37.   The strata also says the owner and CN were responsible for making sure the smoke alarm and heat detector were in working order. However, the evidence and submissions before me indicate that the parties relied on the strata’s contractors to inspect such equipment and maintain it. There is no evidence that the owner or CN knew or ought to have known the devices were defective. I do not find the owner or CN unreasonably relied on such inspections.

38.   In summary, I find the strata should reverse the $632.89 chargeback for the contractor’s December 2017 service calls on the owner’s strata lot.

Issue #3. Must the owner reimburse the strata $632.89 for the contractor’s December 2017 invoices?

39.   I have found the $632.89 chargeback on the owner’s strata lot should be reversed. This is because the strata’s claim for payment is based on bylaw 4.4, and the strata failed to meet the bylaw’s requirements. I therefore dismiss this claim.

TRIBUNAL FEES AND EXPENSES

40.   Under section 49 of the CRTA, and the tribunal rules, the tribunal will generally order an unsuccessful party to reimburse a successful party for tribunal fees and reasonable dispute-related expenses. I see no reason in this case not to follow that general rule.

41.   The owner succeeded in its claim and the strata did not. I therefore order the strata to reimburse the owner for tribunal fees of $225. The owner did not claim any dispute-related expenses, so I do not order any for either party.

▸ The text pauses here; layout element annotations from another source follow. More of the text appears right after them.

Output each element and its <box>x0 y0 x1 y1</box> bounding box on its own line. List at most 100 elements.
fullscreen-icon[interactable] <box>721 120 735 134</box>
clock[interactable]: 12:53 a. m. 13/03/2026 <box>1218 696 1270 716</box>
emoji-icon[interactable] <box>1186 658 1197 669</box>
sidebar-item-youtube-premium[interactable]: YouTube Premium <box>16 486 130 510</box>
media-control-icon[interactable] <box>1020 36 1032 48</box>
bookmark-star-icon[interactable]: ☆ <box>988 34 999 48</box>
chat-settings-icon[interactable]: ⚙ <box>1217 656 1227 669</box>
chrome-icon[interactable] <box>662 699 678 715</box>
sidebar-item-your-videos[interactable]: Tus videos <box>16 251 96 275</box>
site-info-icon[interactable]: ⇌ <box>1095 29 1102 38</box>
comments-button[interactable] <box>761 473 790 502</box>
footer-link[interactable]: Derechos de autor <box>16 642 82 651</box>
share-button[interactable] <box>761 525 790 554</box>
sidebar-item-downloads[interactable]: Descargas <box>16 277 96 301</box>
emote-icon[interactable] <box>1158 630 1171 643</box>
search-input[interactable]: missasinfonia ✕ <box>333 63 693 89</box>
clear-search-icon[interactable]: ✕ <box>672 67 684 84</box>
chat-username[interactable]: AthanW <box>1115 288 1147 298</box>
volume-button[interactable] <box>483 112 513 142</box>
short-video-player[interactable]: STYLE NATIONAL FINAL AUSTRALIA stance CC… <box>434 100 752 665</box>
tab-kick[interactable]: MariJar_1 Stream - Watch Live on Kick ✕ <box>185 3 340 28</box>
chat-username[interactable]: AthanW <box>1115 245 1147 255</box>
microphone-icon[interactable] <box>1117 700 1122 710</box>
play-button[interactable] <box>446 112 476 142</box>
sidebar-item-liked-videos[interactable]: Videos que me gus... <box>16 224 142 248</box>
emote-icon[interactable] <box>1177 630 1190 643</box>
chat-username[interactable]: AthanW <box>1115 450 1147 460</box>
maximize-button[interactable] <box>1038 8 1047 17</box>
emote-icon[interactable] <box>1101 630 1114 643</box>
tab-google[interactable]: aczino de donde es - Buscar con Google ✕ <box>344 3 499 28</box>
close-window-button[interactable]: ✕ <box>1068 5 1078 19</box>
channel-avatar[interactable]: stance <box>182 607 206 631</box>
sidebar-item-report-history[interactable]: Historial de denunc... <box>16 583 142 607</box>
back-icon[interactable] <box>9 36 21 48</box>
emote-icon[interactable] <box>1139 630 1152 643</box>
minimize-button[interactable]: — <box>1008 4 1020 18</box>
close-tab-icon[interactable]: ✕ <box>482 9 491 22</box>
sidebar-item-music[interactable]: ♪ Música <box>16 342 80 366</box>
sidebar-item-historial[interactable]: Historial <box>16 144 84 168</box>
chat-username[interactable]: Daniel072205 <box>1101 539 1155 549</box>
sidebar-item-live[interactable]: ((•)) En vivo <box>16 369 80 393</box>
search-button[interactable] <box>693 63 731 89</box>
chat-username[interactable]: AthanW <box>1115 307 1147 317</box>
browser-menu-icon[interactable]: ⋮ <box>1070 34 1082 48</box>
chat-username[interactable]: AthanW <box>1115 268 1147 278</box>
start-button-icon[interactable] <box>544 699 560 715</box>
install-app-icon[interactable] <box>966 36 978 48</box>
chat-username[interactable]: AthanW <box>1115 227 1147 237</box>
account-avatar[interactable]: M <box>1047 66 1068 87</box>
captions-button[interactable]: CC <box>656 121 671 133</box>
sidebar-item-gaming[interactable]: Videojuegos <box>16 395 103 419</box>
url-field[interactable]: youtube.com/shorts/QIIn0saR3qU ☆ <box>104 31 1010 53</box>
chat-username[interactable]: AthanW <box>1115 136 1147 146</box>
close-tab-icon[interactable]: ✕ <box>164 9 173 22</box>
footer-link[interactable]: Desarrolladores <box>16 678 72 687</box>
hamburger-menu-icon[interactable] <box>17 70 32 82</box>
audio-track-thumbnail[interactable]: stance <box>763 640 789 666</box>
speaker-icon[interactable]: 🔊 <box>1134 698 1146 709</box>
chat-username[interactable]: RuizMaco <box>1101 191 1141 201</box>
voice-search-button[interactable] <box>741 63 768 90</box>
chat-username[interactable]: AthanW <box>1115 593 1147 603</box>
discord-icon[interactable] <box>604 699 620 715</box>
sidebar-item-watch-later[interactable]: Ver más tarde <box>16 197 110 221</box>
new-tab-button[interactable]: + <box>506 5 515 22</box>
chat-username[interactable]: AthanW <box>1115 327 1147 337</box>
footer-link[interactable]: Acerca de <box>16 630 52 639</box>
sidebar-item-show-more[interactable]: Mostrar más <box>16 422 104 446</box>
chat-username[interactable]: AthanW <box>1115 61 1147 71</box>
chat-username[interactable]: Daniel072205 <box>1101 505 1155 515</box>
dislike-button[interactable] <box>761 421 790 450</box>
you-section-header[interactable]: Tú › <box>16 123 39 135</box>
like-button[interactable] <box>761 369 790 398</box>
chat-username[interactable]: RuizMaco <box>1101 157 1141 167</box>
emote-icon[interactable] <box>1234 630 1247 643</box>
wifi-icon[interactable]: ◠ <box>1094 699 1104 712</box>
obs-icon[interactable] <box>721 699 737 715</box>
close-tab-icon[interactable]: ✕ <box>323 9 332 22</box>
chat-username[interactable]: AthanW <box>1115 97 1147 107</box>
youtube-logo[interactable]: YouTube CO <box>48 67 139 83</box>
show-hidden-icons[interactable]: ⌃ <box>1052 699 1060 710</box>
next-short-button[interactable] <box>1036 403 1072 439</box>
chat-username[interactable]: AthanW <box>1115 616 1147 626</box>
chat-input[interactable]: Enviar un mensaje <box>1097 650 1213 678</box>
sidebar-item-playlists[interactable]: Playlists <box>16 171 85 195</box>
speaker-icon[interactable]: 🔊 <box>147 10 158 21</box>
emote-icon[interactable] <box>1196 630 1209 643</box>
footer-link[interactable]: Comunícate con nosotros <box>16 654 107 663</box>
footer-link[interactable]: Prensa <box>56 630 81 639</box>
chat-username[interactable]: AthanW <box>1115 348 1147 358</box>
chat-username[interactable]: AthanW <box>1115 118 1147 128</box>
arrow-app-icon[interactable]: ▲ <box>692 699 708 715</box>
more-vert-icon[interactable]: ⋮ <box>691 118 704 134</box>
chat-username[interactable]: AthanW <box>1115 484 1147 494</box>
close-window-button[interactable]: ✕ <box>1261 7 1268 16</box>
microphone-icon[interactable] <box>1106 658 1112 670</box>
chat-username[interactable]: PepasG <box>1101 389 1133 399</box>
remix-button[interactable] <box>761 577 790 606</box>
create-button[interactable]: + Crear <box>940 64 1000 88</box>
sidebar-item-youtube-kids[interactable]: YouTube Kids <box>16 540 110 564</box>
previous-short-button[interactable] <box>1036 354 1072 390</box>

42.   The strata corporation must comply with section 189.4 of the SPA, which includes not charging dispute-related expenses against the owner.

ORDERS

43.   I order that:

a.    the strata immediately reverse the $632.89 charge on the owner’s strata lot account for the contractor’s December 2017 service calls;

b.    within 14 days of the date of this order and decision, the strata pay the owner $225.00 as reimbursement for tribunal fees; and

c.    all the strata’s claims are dismissed.

44.   Under section 57 of the CRTA, a party can enforce this final tribunal decision by filing a validated copy of the attached order in the Supreme Court of British Columbia (BCSC). Once filed, a tribunal order has the same force and effect as a BCSC order.

45.   Orders for financial compensation or the return of personal property can also be enforced through the Provincial Court of British Columbia (BCPC). However, the principal amount or the value of the personal property must be within the BCPC’s monetary limit for claims under the Small Claims Act (currently $35,000). Under section 58 of the CRTA, the owner can enforce this final decision by filing a validated copy of the attached order in the BCPC. Once filed, a tribunal order has the same force and effect as a BCPC order.